A côté de ton parcours de réalisateur, tu poursuis un parcours d’acteur. Les envisages-tu sur un mêmeplan?

Non. Je les envisage en parallèle dans mon timing, parce que pour moi, c’est important d’encore jouer tout en continuant à faire des films. Mais c’est clair qu’il n’y a pas le même investissement, celui requis par mes films est beaucoup plus lourd, plus personnel et plus profond. Quand je joue, je me mets au service d’un film. Je ne suis pas très Actors Studio, et en plus, je cherche les seconds rôles, je vais un peu à contre-sens de tout le monde, ce qui me laisse un choix pas possible, et pas mal de temps. Je me sens très bien comme ça, ça me suffit. Le jour où j’arrêterai de réaliser, je continuerai à jouer, ce qui me laissera du temps pour peindre.

Qu’est-ce qui te guide dans tes choix d’acteur? Est-ce qu’on tourne Astérix et Louise Michel pour les mêmes raisons?

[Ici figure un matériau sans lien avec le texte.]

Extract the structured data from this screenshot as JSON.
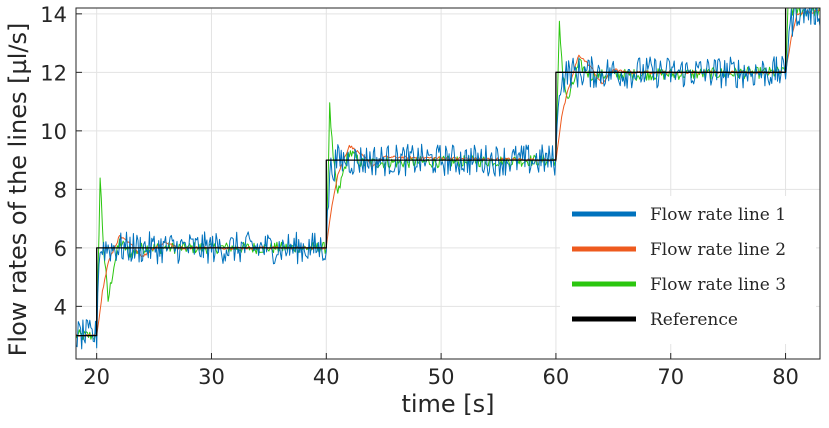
{
  "chart_data": {
    "type": "line",
    "xlabel": "time [s]",
    "ylabel": "Flow rates of the lines [µl/s]",
    "xlim": [
      18.2,
      83.0
    ],
    "ylim": [
      2.2,
      14.2
    ],
    "xticks": [
      20,
      30,
      40,
      50,
      60,
      70,
      80
    ],
    "yticks": [
      4,
      6,
      8,
      10,
      12,
      14
    ],
    "xtick_labels": [
      "20",
      "30",
      "40",
      "50",
      "60",
      "70",
      "80"
    ],
    "ytick_labels": [
      "4",
      "6",
      "8",
      "10",
      "12",
      "14"
    ],
    "grid": true,
    "legend_position": "lower-right",
    "series": [
      {
        "name": "Flow rate line 1",
        "color": "#0072BD",
        "x": [
          18.2,
          20,
          20.2,
          20.5,
          21,
          22,
          40,
          40.3,
          41,
          60,
          60.3,
          61,
          80,
          80.3,
          81,
          83
        ],
        "y": [
          3.0,
          3.0,
          5.8,
          6.0,
          6.0,
          6.0,
          6.0,
          8.6,
          9.0,
          9.0,
          11.6,
          12.0,
          12.0,
          13.5,
          14.1,
          14.1
        ],
        "noise_amplitude": 0.55
      },
      {
        "name": "Flow rate line 2",
        "color": "#EE5A1E",
        "x": [
          18.2,
          20,
          20.5,
          21,
          22,
          23,
          24,
          25,
          26,
          27,
          40,
          40.5,
          41,
          42,
          43,
          44,
          45,
          60,
          60.5,
          61,
          62,
          63,
          64,
          65,
          66,
          80,
          80.5,
          81,
          83
        ],
        "y": [
          3.0,
          3.0,
          4.5,
          5.5,
          6.4,
          6.1,
          5.7,
          6.0,
          6.2,
          6.0,
          6.0,
          7.5,
          8.5,
          9.5,
          9.2,
          8.8,
          9.1,
          9.0,
          10.5,
          11.3,
          12.6,
          12.2,
          11.6,
          12.1,
          12.0,
          12.0,
          13.2,
          14.0,
          14.1
        ],
        "noise_amplitude": 0.05
      },
      {
        "name": "Flow rate line 3",
        "color": "#2BC60F",
        "x": [
          18.2,
          20,
          20.3,
          20.6,
          21,
          21.5,
          22,
          23,
          24,
          40,
          40.3,
          40.6,
          41,
          41.5,
          42,
          43,
          60,
          60.3,
          60.6,
          61,
          61.5,
          62,
          63,
          80,
          80.3,
          80.6,
          83
        ],
        "y": [
          3.0,
          3.0,
          8.4,
          6.0,
          4.2,
          5.4,
          6.2,
          5.8,
          6.0,
          6.0,
          10.8,
          9.0,
          7.8,
          8.6,
          9.3,
          8.9,
          9.0,
          13.6,
          12.0,
          11.0,
          11.6,
          12.3,
          11.9,
          12.0,
          15.0,
          14.1,
          14.1
        ],
        "noise_amplitude": 0.2
      },
      {
        "name": "Reference",
        "color": "#000000",
        "x": [
          18.2,
          20,
          20,
          40,
          40,
          60,
          60,
          80,
          80,
          83
        ],
        "y": [
          3,
          3,
          6,
          6,
          9,
          9,
          12,
          12,
          15,
          15
        ],
        "noise_amplitude": 0
      }
    ]
  }
}
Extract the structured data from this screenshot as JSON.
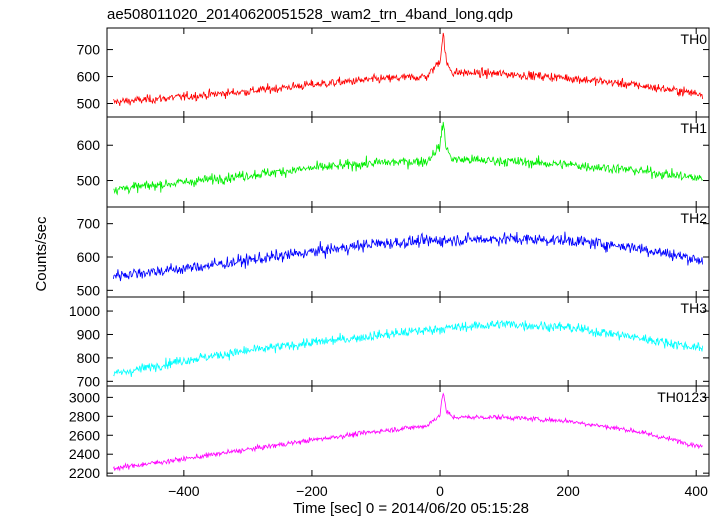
{
  "chart_data": {
    "type": "line",
    "title": "ae508011020_20140620051528_wam2_trn_4band_long.qdp",
    "xlabel": "Time [sec] 0 = 2014/06/20 05:15:28",
    "ylabel": "Counts/sec",
    "xlim": [
      -520,
      420
    ],
    "xticks": [
      -400,
      -200,
      0,
      200,
      400
    ],
    "x_sampling": {
      "start": -510,
      "end": 410,
      "step": 1
    },
    "panels": [
      {
        "name": "TH0",
        "color": "#ff0000",
        "ylim": [
          450,
          780
        ],
        "yticks": [
          500,
          600,
          700
        ],
        "profile": {
          "x": [
            -510,
            -400,
            -300,
            -200,
            -100,
            -20,
            0,
            5,
            10,
            20,
            100,
            200,
            300,
            410
          ],
          "y": [
            505,
            525,
            545,
            570,
            590,
            600,
            660,
            760,
            650,
            615,
            610,
            595,
            570,
            535
          ]
        },
        "noise_amplitude": 25
      },
      {
        "name": "TH1",
        "color": "#00ee00",
        "ylim": [
          425,
          680
        ],
        "yticks": [
          500,
          600
        ],
        "profile": {
          "x": [
            -510,
            -400,
            -300,
            -200,
            -100,
            -20,
            0,
            5,
            10,
            20,
            100,
            200,
            300,
            410
          ],
          "y": [
            475,
            495,
            515,
            535,
            550,
            555,
            600,
            665,
            590,
            560,
            555,
            545,
            530,
            505
          ]
        },
        "noise_amplitude": 22
      },
      {
        "name": "TH2",
        "color": "#0000ff",
        "ylim": [
          480,
          750
        ],
        "yticks": [
          500,
          600,
          700
        ],
        "profile": {
          "x": [
            -510,
            -400,
            -300,
            -200,
            -100,
            0,
            100,
            200,
            300,
            410
          ],
          "y": [
            545,
            565,
            590,
            615,
            640,
            650,
            655,
            650,
            630,
            590
          ]
        },
        "noise_amplitude": 28
      },
      {
        "name": "TH3",
        "color": "#00ffff",
        "ylim": [
          680,
          1060
        ],
        "yticks": [
          700,
          800,
          900,
          1000
        ],
        "profile": {
          "x": [
            -510,
            -400,
            -300,
            -200,
            -100,
            0,
            100,
            200,
            300,
            410
          ],
          "y": [
            730,
            790,
            830,
            865,
            895,
            925,
            945,
            930,
            890,
            840
          ]
        },
        "noise_amplitude": 32
      },
      {
        "name": "TH0123",
        "color": "#ff00ff",
        "ylim": [
          2170,
          3120
        ],
        "yticks": [
          2200,
          2400,
          2600,
          2800,
          3000
        ],
        "profile": {
          "x": [
            -510,
            -400,
            -300,
            -200,
            -100,
            -20,
            0,
            5,
            10,
            20,
            100,
            200,
            300,
            410
          ],
          "y": [
            2250,
            2350,
            2450,
            2550,
            2640,
            2700,
            2820,
            3060,
            2850,
            2790,
            2790,
            2750,
            2650,
            2480
          ]
        },
        "noise_amplitude": 40
      }
    ],
    "grid": false,
    "legend": "none"
  }
}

Non, pas du tout. L’investissement d’un film à l’autre est très différent. Les mauvaises langues diront que je tourne Astérix pour l’argent. Oui, je le fais pour l’argent, parce qu’il faut bien vivre, ce qui me laisse du temps ensuite pour travailler et écrire. Mais je ne le fais pas que pour ça. Dans le cas présent, il y a d’abord le fait que c’est Laurent Tirard, pour un tournage en 3D, en Irlande et en Hongrie, et que je joue Olaf Grossebaf, un personnage super dans la BD. Et ça me permet de faire un film populaire, qui va m’aider à aller chercher un public pour mes films qui sont a priori plus cinéma d’auteur, mais que je voudrais être aussi populaires. C’est important, pour moi, de papillonner d’un film très grand public, où j’apprends beaucoup de choses, à des films d’auteurs plus pointus ou plus engagés. L’expérience de ma vie, c’est de pouvoir faire des gros trucs, et des trucs pointus. Chez Kervern et Delépine, je retrouve ce que j’apprécie bien dans le cinéma français: un côté irrévérencieux, anarchiste, tout en étant calibré. C’est quand même un travail, une £uvre, c’est du hors-piste, mais un peu cadré.

Ce qui s’applique aussi à ton cinéma…

Hors-piste, tout en étant quand même dans le système: je fais des films financés, tout le monde est payé, on va chercher de l’argent public et de l’argent privé, on est dans des créneaux de distribution classiques, c’est quand même grand public tout en étant du cinéma d’auteur. Je n’aurai pas autant de monde qu’un blockbuster, mais j’essaye néanmoins d’aller chercher un public. On est un peu horspiste en piste, et j’aime bien ça: j’aime bien ce statut, et ces équilibres fragiles.